LONDON (Thomson Reuters Foundation) – Developing countries could send every child to school, meet all the health-related Millennium Development Goals and have money left over if they cancelled tax incentives for big multinational corporations, according to a new report by campaign group ActionAid.
The report entitled “Give us a break: How big companies are getting tax-free deals,” estimates that developing countries lose more than $138 billion a year of government revenue through corporate tax exemptions alone.
“Big companies are doing deals to avoid paying tax on their massive profits. They’re playing developing countries off against each other to get good tax deals for them, but bad deals for the world’s poor,” ActionAid’s advocacy manager Soren Ambrose said in a statement on Thursday.
The report cited the World Bank’s Investor Motivation Survey for the East African Community, in which 93 percent of investors said they would have invested anyway, even if tax incentives had not been on offer.
In a ranking of investor motivations, tax incentives came 17th, behind factors including exchange rates, labour costs and transport infrastructure, the World Bank survey said.
“Governments aren’t collecting the tax which is rightfully theirs.

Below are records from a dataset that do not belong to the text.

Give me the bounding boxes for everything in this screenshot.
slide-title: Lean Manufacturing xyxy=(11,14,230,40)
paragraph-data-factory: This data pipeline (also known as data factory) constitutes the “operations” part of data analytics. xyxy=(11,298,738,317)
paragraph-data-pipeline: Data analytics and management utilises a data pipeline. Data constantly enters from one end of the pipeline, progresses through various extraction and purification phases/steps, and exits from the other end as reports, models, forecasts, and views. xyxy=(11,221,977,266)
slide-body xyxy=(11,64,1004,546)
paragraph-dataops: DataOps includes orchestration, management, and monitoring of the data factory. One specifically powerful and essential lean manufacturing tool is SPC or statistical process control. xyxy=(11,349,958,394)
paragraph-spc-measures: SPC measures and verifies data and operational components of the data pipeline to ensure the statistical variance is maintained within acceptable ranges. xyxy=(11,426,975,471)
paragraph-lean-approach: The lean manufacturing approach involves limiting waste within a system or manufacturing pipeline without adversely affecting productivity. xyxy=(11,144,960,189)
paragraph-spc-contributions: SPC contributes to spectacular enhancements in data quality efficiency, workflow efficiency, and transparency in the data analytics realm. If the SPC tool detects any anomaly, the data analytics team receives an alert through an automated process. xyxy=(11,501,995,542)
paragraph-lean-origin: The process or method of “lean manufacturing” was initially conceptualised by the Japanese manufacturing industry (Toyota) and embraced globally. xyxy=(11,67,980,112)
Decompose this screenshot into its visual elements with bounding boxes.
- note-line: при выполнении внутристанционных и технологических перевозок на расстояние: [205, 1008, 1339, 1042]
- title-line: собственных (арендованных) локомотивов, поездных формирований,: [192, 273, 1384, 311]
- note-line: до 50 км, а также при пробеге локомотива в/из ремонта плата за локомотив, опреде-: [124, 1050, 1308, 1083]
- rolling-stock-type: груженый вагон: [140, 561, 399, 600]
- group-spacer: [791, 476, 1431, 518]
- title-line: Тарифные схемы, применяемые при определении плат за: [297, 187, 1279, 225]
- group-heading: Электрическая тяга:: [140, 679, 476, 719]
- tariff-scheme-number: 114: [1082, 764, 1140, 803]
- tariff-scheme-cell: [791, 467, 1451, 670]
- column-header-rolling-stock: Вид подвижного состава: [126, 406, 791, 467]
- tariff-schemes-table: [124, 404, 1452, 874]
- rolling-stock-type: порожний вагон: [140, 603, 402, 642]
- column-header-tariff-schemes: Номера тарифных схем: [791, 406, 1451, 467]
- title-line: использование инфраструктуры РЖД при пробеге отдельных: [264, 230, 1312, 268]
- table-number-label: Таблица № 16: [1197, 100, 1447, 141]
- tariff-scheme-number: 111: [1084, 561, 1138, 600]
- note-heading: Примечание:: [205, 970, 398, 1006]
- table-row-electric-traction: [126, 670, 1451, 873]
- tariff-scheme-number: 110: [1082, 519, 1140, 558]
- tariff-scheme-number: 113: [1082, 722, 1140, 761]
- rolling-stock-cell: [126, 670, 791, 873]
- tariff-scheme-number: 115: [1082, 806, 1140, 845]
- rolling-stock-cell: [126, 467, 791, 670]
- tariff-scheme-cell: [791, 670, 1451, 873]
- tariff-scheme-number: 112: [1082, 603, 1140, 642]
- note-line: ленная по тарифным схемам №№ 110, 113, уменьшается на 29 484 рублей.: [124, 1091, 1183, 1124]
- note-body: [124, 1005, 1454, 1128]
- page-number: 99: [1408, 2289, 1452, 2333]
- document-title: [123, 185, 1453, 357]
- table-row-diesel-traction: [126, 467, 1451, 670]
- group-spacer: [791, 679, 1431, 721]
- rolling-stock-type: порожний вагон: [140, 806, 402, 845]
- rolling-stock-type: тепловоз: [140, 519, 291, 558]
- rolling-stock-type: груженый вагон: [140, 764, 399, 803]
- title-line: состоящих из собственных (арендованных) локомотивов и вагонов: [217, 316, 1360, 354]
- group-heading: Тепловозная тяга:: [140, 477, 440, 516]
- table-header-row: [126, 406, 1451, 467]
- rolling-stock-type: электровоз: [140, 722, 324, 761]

They’re openly letting big companies pay less tax,” Ambrose said. “Some countries are even offering completely tax-free deals – a lose-lose for all involved, especially poor people in urgent need of services like schools and hospitals.”
“In the long run, governments and companies are sabotaging the development of the skilled and healthy workforces that could lift their countries out of poverty,” he said.
Developing countries in East Asia and the Pacific region lost more revenue because of corporate tax exemptions than any other region, an estimated annual loss of $55.1 billion, ActionAid’s report said. Latin America and the Caribbean missed out on an estimated $33.2 billion a year while sub-Saharan Africa lost an estimated $7.6 billion a year, the report added.